Stock Market Crash Of 1929

The rise in stock market and the ease with which banks doled out loans and debts in the start of 1920s lead to a sudden increase in the credit based investments in the stock market. Economists and the general public at that time firmly believed that the market was only going to get better and better, that there was no stopping the rise. The speculative nature of the, “general investing public”, lead to tremendous increase in stock investments over a period of one decade. However, on October 29, 1929 which later on came to be known as “Black Tuesday” and the “Stock Market Crash of 1929”, this speculative bubble finally burst.

Starting in October 1929, over a period of one week, nearly $30 billion dollars were lost. The market kept going further down until it stagnated after a month at a low that predated the 20th century. The stock market crash of 1929, many hold responsible for the start of the great depression, which lasted at least for another decade all over the world. This assumption was partly true since, the pace and the intensity of the crash almost instantaneously crippled many financial institutions and resulted in directly affecting stable and prospering industries. With a dearth in liquidity, growth faltered and interest rates soared. Many other wise stable ventures crashed and burned along with the markets.

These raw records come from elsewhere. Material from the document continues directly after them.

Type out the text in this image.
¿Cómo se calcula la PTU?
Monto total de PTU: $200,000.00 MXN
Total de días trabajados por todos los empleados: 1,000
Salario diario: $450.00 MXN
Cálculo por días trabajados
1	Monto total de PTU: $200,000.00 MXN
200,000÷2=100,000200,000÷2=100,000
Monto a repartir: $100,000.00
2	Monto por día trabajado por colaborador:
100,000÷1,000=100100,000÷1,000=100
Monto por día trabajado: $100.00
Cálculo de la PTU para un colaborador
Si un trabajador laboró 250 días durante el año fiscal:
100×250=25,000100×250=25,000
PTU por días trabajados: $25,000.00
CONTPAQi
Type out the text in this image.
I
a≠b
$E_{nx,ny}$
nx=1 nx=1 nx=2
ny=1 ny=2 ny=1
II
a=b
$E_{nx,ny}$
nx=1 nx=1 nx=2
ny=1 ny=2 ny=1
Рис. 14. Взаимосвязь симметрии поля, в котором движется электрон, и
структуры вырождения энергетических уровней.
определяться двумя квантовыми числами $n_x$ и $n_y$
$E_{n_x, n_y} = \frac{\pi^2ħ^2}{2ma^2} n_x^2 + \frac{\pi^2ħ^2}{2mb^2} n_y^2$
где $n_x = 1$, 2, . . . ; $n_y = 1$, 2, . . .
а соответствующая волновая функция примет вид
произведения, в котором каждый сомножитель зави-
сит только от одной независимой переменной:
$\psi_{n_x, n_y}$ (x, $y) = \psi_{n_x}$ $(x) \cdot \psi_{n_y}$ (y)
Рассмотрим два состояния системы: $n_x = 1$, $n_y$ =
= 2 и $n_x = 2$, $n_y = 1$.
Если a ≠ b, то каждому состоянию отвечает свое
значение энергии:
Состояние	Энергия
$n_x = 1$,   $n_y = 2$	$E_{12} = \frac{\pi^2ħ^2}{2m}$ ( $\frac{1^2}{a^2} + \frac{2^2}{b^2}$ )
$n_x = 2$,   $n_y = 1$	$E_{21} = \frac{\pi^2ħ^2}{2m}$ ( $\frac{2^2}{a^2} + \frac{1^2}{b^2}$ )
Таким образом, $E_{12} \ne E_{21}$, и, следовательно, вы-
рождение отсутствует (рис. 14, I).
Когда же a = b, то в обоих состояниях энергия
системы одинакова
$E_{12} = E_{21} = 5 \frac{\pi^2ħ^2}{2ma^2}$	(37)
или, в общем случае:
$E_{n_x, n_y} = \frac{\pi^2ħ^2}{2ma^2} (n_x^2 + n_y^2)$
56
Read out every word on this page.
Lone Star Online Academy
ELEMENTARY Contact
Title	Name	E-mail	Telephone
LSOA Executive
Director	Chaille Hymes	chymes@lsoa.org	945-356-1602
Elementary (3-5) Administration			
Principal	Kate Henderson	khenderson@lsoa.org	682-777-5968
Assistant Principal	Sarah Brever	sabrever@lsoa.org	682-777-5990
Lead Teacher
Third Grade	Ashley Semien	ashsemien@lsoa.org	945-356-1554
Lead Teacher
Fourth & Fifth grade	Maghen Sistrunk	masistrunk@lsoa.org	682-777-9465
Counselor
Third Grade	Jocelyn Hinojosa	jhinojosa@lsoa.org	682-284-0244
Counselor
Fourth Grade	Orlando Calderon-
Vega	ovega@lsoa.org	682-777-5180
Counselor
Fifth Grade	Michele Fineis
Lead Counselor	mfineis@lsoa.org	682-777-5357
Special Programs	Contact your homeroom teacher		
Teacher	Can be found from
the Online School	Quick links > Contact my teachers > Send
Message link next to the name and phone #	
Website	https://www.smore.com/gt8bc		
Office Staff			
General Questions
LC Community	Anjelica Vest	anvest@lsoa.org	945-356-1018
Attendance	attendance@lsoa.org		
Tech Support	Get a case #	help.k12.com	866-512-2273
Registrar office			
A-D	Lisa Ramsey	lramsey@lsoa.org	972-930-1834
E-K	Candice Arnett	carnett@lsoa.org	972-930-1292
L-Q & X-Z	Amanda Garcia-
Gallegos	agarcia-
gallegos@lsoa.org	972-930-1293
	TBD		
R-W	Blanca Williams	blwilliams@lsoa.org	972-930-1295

Today, many financial experts and analysts agree that the stock market crash of 1929 happened because of the two reasons namely, the speculative nature of the public and short selling. Brokerage firms were giving about an average of 66% margin to investors to buy stocks which meant that most shares were purchased using huge amounts of loans rather than cash. Secondly, with the start of the bear market, short sellers went on a rampage reducing the price of shares even further in an effort to buy them at the cheapest.

One interesting trivia about this dark period was that the Japanese market was the lone world market that did not fall.